As grim as all that is, Rogers says she tries to relish each day, even amid the unending challenges of fighting cancer. She and a group of friends have created their own “bucket list” and are steadily ticking off their goals, like getting tattoos.

“I live life to the fullest,” Rogers said.

Hymanson, the physician and lawmaker who sponsored the bill, said doctors are trained to be careful and thorough, and that is part of why they are often slow to come to support the law.

Hymanson said it will likely be a patient asking for help from a longtime provider in a relationship of trust that will change a doctor’s mind.

“It will take that for a lot of physicians to be there for a particular patient that they have walked the walk with,” she said.

Amanda Carr, a Portland registered nurse who has worked in home care and hospice and is trained as an end-of-life doula, said how a person dies is important to him or her.

“This is really the climate of the era – people want their own choice of what happens to their body,” Carr said.
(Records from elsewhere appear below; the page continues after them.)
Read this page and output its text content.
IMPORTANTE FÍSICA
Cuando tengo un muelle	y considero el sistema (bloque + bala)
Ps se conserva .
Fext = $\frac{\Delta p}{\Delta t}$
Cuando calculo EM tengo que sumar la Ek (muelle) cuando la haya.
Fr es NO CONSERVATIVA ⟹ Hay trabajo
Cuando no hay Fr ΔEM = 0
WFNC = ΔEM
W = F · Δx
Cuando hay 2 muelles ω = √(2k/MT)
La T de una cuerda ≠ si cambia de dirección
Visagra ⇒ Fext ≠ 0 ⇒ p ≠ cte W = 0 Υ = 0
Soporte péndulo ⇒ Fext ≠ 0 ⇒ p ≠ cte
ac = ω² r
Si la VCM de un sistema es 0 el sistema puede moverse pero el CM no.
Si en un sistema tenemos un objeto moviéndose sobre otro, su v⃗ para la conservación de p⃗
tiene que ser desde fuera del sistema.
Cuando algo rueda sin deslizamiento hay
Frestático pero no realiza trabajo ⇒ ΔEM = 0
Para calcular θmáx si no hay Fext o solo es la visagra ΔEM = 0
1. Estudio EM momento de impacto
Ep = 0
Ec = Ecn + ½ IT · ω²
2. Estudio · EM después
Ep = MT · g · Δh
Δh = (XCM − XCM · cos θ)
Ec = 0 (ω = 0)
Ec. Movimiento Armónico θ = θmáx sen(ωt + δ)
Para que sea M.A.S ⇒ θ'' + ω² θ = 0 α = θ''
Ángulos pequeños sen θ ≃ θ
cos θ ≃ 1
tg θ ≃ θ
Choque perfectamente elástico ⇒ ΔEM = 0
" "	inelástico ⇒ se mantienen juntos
She acknowledged that, for some people, assisted death is a slippery slope toward euthanasia, but she said such laws can be seen as providing a safety net.

“The power of the law is, for many people it just takes them out of that terrifying room where they are stuck,” she said. “I have no way out, with a terminal diagnosis, and I’m seeing my suffering and my death coming right at me with no control.”

Carr noted that in other states with assisted-death laws, many people obtain the fatal medication but don’t use it.

“But just the knowledge that ‘If my suffering becomes too much, I have that absolute way out under my control’ is extremely powerful for people,” she said.

Rogers said people in her position don’t want their lives to end in sadness, or for the lasting memories their loved ones carry until their own deaths to be of them suffering without hope. They don’t want money spent on fruitless treatments or on large amounts of pain medications.

Rogers also doesn’t want to have to go to another state or country herself to die peacefully without pain, if it comes to that.

“I want to be able to choose the way I die, and in my own state,” Rogers said. “I was born in Maine and I will die in Maine.”